Рандвера стошнило остатками вечерней трапезы. От этого во рту было кисло и горько, из глаз катились слёзы, кружилась голова. Так, бледный и злой, он вошёл в зал, и увидел пьяных кёнингов, и услышал их смех.

Советник Бикки нарезал для Германариха нежную телятину. Сам Германарих складывал ломти мяса в вино и придавливал гнетом. Пьяные готы лежали рядом и, смеясь, ждали лакомства.

Гуннимунд увидел Рандвера, крикнул:

— Эй, брат! Довольно спать, повеселись с нами.

— Не выспался, бледен, — бросил оценивающий взгляд Бикки.

— Рандвер, ты не видел, — смеялся Гуннимунд, — как мы накормили раба. Он был голоден и крал овощи. Мы накормили его досыта!

— До смерти, — подсказал кёнинг.

— Он теперь никогда не будет мучиться голодом! — смеялись из свиты.

Рандвер не отвечал и не садился рядом со всеми на пиршественный ковёр. Ждал, что скажет ему отец.

Сказал Германарих:

— Надумал я ещё раз жениться, сын. Кого посоветуешь взять?

Рандвер пожал плечами, не знал, что ответить, не мог понять, что потребуется от него. Смолкли готы, слушали слова Германариха:

— Бикки советует дочь Сигурда взять, дочь женщины Гудрун, рождённой Гьюки. Говорит, что девица давно уже заневестилась — сучит ножками.

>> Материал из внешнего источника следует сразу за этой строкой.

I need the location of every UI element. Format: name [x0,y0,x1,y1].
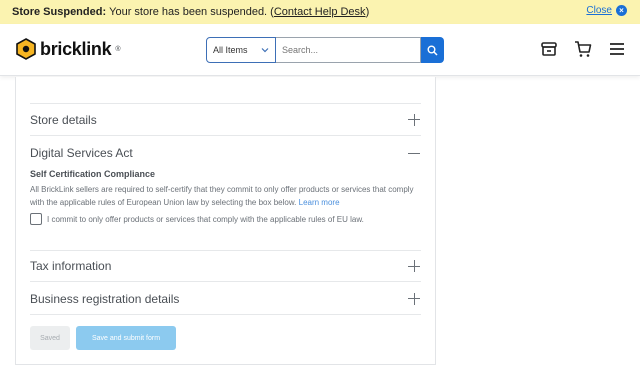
category-selected: All Items [213,45,248,55]
saved-button[interactable]: Saved [30,326,70,350]
section-tax-information[interactable]: Tax information [30,250,421,282]
section-title: Digital Services Act [30,146,133,160]
site-header: bricklink ® All Items [0,24,640,76]
suspension-banner: Store Suspended: Your store has been sus… [0,0,640,24]
store-settings-form: Store details Digital Services Act Self … [15,77,436,365]
bricklink-logo-mark-icon [16,38,36,60]
header-icons [540,40,626,58]
section-store-details[interactable]: Store details [30,104,421,136]
section-digital-services-act[interactable]: Digital Services Act [30,137,421,169]
expand-plus-icon [408,113,420,126]
search-bar: All Items [206,37,444,63]
learn-more-link[interactable]: Learn more [299,198,340,207]
collapse-minus-icon [408,147,420,159]
chevron-down-icon [261,48,269,53]
store-icon[interactable] [540,40,558,58]
close-label: Close [586,5,612,16]
eu-compliance-checkbox-row: I commit to only offer products or servi… [30,213,364,225]
search-icon [427,45,438,56]
cart-icon[interactable] [574,40,592,58]
dsa-description-text: All BrickLink sellers are required to se… [30,185,414,207]
dsa-subtitle: Self Certification Compliance [30,169,156,179]
registered-mark: ® [115,45,121,53]
save-and-submit-button[interactable]: Save and submit form [76,326,176,350]
eu-compliance-checkbox[interactable] [30,213,42,225]
section-title: Tax information [30,259,112,273]
section-business-registration[interactable]: Business registration details [30,283,421,315]
bricklink-logo[interactable]: bricklink ® [16,38,121,60]
brand-name: bricklink [40,38,112,59]
search-button[interactable] [421,37,444,63]
expand-plus-icon [408,292,420,305]
close-banner-button[interactable]: Close × [586,5,627,16]
dsa-description: All BrickLink sellers are required to se… [30,183,425,209]
expand-plus-icon [408,260,420,272]
banner-message-end: ) [365,6,370,18]
checkbox-label: I commit to only offer products or servi… [47,214,364,224]
search-input[interactable] [276,37,421,63]
banner-label: Store Suspended: [12,6,107,18]
form-actions: Saved Save and submit form [30,326,176,350]
section-title: Store details [30,112,97,127]
dsa-content: Self Certification Compliance All BrickL… [30,169,421,225]
menu-icon[interactable] [608,40,626,58]
close-icon: × [616,5,627,16]
contact-help-desk-link[interactable]: Contact Help Desk [274,6,366,18]
section-title: Business registration details [30,291,180,306]
category-select[interactable]: All Items [206,37,276,63]
banner-message: Your store has been suspended. ( [109,6,274,18]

Советник с едва приметной ухмылкой кивнул, добавил:

— Теперь Гудрун жена Йонакра, кёнинга фиордов. Йонакр и дочь её, Сванхильд, к себе принял, удочерил. Хорошо ли имя у неё? «Лебединая Битва»!..

И вновь заговорил Германарих:

— Поедешь в фиорды, сын. И Йонакру от меня скажешь, что хочу дочь славного Сигурда взять в жёны. И Гудрун скажешь то же самое. А Сванхильд скажешь что-нибудь сам. Ты много знаешь, ты умеешь читать. Написано же о чём-то мудром в свитках твоих, что усладит слух прекрасной девы... И всем отвезёшь подарки.

— Почему посылаешь меня, а не Гуннимунда? — спросил Рандвер.

Кёнинг полуобнял любимого сына; рукой, мокрой от вина, потрепал его по щеке:

— Гуннимунд слишком дерзок. Он слишком воин, чтобы доехать живым. К тому же не доставит мне Сванхильд девственницей. Я знаю своего сына. Поедешь ты, Рандвер! Коней и людей сам подбери.

— Хорошо, — согласился Рандвер. — Со мной пусть вризилик Гиттоф едет, и Волчья Дорога с нами, и везегот Генерих пусть готовит коня. На них остановлю свой выбор. Когда ехать?

— А теперь и поедете, сын. Если исполнишь всё, тогда епископа Ульфилу у Малых готов отвоюю и тебе, как раба, подарю. В том клянусь: не ступить мне больше в стремя!